These avalanche photodiodes (APDs) are silicon photodiodes with an internal gain mechanism. As with a conventional photodiode, absorption of incident photons creates electron-hole pairs. A high reverse bias voltage creates a strong internal electric field, which accelerates the electrons through the silicon crystal lattice and produces secondary electrons by impact ionization. The resulting electron avalanche can produce gain factors up to several hundred.

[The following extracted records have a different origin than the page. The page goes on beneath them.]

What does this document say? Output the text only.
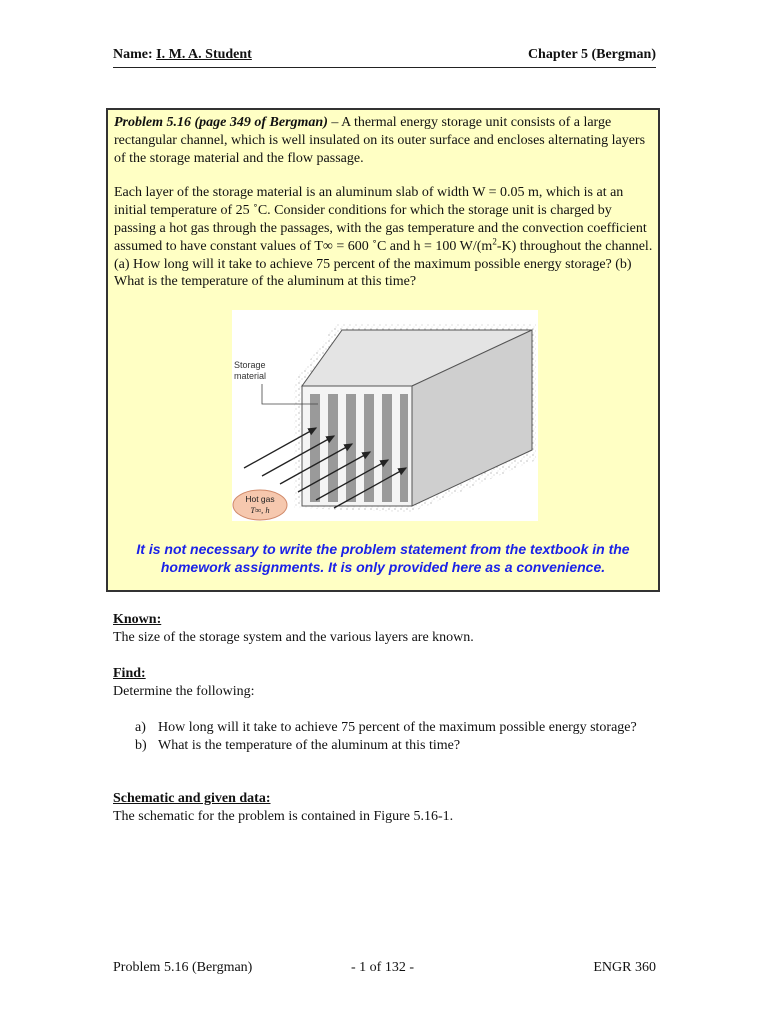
Name: I. M. A. Student	Chapter 5 (Bergman)

Problem 5.16 (page 349 of Bergman) – A thermal energy storage unit consists of a large rectangular channel, which is well insulated on its outer surface and encloses alternating layers of the storage material and the flow passage.

Each layer of the storage material is an aluminum slab of width W = 0.05 m, which is at an initial temperature of 25 ˚C. Consider conditions for which the storage unit is charged by passing a hot gas through the passages, with the gas temperature and the convection coefficient assumed to have constant values of T∞ = 600 ˚C and h = 100 $W/(m^2-K)$ throughout the channel. (a) How long will it take to achieve 75 percent of the maximum possible energy storage? (b) What is the temperature of the aluminum at this time?

Storage
material
Hot gas
T∞, h
It is not necessary to write the problem statement from the textbook in the
homework assignments. It is only provided here as a convenience.
Known:
The size of the storage system and the various layers are known.
Find:
Determine the following:
a) How long will it take to achieve 75 percent of the maximum possible energy storage?
b) What is the temperature of the aluminum at this time?
Schematic and given data:
The schematic for the problem is contained in Figure 5.16-1.
Problem 5.16 (Bergman)	- 1 of 132 -	ENGR 360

Si APDs are used when light signals are too high for photomultiplier tubes and too low for conventional photodiodes. Si APDs are often used in high-speed applications since the excess noise from the avalanche process is still lower than the noise that would be generated in connecting an external amplifier to a conventional photodiode operated at high frequencies. Typical applications include low-light level measurement, spectroscopy, range finding and spatial/fiber optic communication. Both our short-wavelength type and near infrared detection types are hermetically sealed in a metal package with a clear glass window.
Photosensitivity (S) and Quantum Efficiency QE): For the NIR and UV/VIS Si APDs, λ=800nm and λ=620nm, respectively. QE and S are given for M equal to 1.
Gain (M) is given at λ=800nm and λ=650nm for the NIR and UV/VIS Si APDs respectively.
Terminal capacitance is measured at the gain specified.